RR Lyrae are among the oldest stars in our galaxy and have physics that cause them to expand and contract in a regular cycle, making them sort of like standard candles for measuring galactic distances. The new study from the University of California at Santa Cruz (USA) is presented at the meeting held this week by an American Astronomical Society to be held in Seattle.
Observing these new RR Lyrae stars allowed the team to help map out the outer limits of the Milky Way’s halo, which is much larger than its disk and about 100,000 light-years across, according to Milky Way astrophysicist Raja GuhaThakurta.

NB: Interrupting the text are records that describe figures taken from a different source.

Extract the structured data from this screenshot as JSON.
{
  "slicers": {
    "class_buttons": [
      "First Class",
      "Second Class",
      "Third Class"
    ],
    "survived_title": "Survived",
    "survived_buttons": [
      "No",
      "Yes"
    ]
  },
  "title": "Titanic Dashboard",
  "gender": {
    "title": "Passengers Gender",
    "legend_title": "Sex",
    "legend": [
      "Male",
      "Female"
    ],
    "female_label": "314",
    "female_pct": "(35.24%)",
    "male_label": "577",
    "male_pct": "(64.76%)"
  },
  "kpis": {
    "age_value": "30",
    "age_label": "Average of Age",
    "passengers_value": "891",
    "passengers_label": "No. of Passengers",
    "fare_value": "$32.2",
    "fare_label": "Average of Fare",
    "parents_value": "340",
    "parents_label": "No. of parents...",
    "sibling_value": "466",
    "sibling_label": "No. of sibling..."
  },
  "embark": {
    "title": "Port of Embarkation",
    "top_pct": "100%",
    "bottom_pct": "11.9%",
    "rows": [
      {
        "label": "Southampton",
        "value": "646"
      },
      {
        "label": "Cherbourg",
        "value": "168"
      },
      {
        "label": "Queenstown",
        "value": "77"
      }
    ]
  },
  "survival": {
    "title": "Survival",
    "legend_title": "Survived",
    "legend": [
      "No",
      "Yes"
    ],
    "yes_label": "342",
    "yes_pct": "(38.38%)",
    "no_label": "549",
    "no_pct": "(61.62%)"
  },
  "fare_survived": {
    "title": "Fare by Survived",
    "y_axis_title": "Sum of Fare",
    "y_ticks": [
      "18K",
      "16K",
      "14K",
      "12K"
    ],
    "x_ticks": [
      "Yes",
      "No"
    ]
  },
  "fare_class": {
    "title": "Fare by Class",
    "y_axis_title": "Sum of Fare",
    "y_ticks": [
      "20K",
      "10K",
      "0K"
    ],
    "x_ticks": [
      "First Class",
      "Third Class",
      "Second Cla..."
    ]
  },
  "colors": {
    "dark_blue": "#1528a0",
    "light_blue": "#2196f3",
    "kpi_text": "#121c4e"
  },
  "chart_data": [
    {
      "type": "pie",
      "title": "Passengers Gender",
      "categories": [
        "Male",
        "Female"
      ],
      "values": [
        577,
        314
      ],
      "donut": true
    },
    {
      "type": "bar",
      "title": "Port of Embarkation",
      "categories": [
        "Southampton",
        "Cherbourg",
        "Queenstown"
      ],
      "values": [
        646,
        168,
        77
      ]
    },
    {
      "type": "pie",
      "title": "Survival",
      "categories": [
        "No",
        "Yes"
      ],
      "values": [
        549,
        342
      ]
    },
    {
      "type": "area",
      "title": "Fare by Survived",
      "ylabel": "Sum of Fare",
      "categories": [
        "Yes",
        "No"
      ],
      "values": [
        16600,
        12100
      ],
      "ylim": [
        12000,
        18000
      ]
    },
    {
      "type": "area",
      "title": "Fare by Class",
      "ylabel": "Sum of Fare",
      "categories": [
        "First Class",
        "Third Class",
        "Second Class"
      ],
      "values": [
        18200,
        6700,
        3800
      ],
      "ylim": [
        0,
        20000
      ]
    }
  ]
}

Andromeda and the Solar System
The Milky Way and Andromeda are so large that there is hardly any space between the two galaxies, even though the latter is about 2.5 million light-years from our galaxy. The Solar System is in one of the spiral arms of the Milky Way disk, in the middle of which is a central bulge, and around it is the halo, which contains the oldest stars and extends hundreds of miles of light-years into all directions.
The halo is the most difficult part to study because the outer limits are so far away and stars are very few compared to the high densities of the disk and bulge. The findings are based on data from the Virgo Cluster Next Generation Survey (NGVS), a program that uses the Canada-France-Hawaii Telescope (CFHT) to study a galaxy cluster located far beyond the Milky Way.
The researchers had to comb through the data to detect the RR Lyrae stars within all those available in the NGVS, whose measurements are of “excellent quality”, which allowed them to obtain “the most reliable and accurate characterization of the RR Lyrae at these distances.” “.